CVE-2006-0147

Name of the Vulnerable Software and Affected Versions ADODB versions prior to 4.70 Mantis versions prior to the version that updates ADOdb to 4.70 PostNuke versions prior to the version that updates ADOdb to 4.70 Moodle versions prior to the version that updates ADOdb to 4.70 Cacti versions prior to the version that updates ADOdb to 4.70 Xaraya versions prior to the version that updates ADOdb to 4.70 PhpOpenChat versions prior to the version that updates ADOdb to 4.70 MAXdev MD-Pro versions prior to the version that updates ADOdb to 4.70 Simplog versions prior to the version that updates ADOdb to 4.70

Description A dynamic code evaluation issue exists in the tests/tmssql.php test script in ADOdb for PHP, which is used by multiple products. This issue allows remote attackers to execute arbitrary PHP functions via the do parameter. The do parameter is saved in a variable that is then executed as a function, enabling the execution of arbitrary PHP code. An example of exploitation is demonstrated using phpinfo.

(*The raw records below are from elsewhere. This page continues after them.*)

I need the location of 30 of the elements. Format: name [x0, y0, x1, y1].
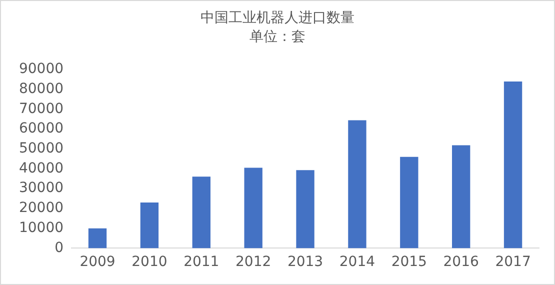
y-tick-label: 80000: [18, 80, 64, 97]
x-tick-label: 2013: [287, 254, 324, 270]
bar: [348, 120, 366, 248]
bar: [88, 228, 107, 248]
x-tick-label: 2010: [132, 254, 168, 270]
bar: [296, 170, 314, 248]
y-tick-label: 40000: [18, 160, 64, 176]
bar: [140, 202, 159, 248]
x-tick-label: 2017: [495, 254, 531, 270]
chart-title: 中国工业机器人进口数量: [200, 9, 356, 28]
y-tick-label: 30000: [18, 180, 64, 196]
y-tick-label: 60000: [18, 120, 64, 137]
y-tick-label: 70000: [18, 100, 64, 117]
x-tick-label: 2011: [184, 254, 220, 270]
x-tick-label: 2015: [391, 254, 427, 270]
y-tick-label: 10000: [18, 220, 64, 236]
bar: [192, 176, 210, 248]
y-tick-label: 20000: [18, 200, 64, 216]
x-tick-label: 2009: [80, 254, 116, 270]
chart-subtitle: 单位：套: [248, 28, 306, 47]
y-tick-label: 50000: [18, 140, 64, 157]
bar: [244, 168, 262, 248]
x-tick-label: 2012: [236, 254, 272, 270]
bar: [504, 82, 522, 248]
y-tick-label: 90000: [18, 61, 64, 78]
y-tick-label: 0: [54, 240, 64, 256]
x-tick-label: 2016: [443, 254, 479, 270]
bar: [400, 156, 418, 248]
bar: [452, 145, 470, 248]
x-tick-label: 2014: [339, 254, 376, 270]
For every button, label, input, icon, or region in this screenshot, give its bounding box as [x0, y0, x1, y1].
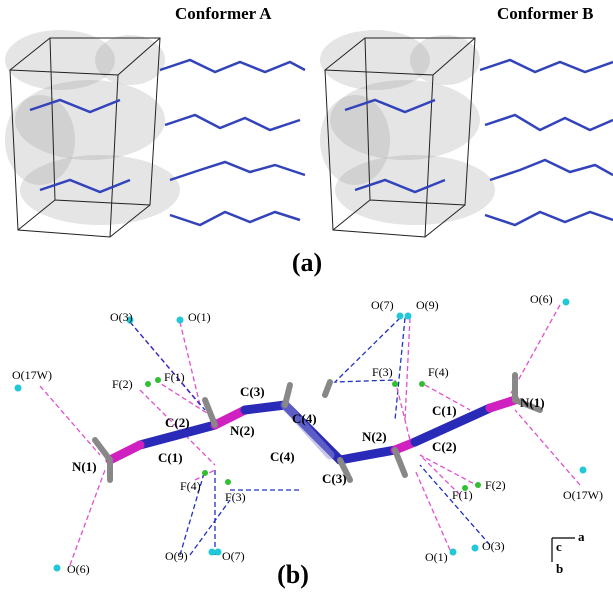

Recommendations Update ADOdb to version 4.70 or later. Update Mantis to a version that includes ADOdb 4.70 or later. Update PostNuke to a version that includes ADOdb 4.70 or later. Update Moodle to a version that includes ADOdb 4.70 or later. Update Cacti to a version that includes ADOdb 4.70 or later. Update Xaraya to a version that includes ADOdb 4.70 or later. Update PhpOpenChat to a version that includes ADOdb 4.70 or later. Update MAXdev MD-Pro to a version that includes ADOdb 4.70 or later. Update Simplog to a version that includes ADOdb 4.70 or later.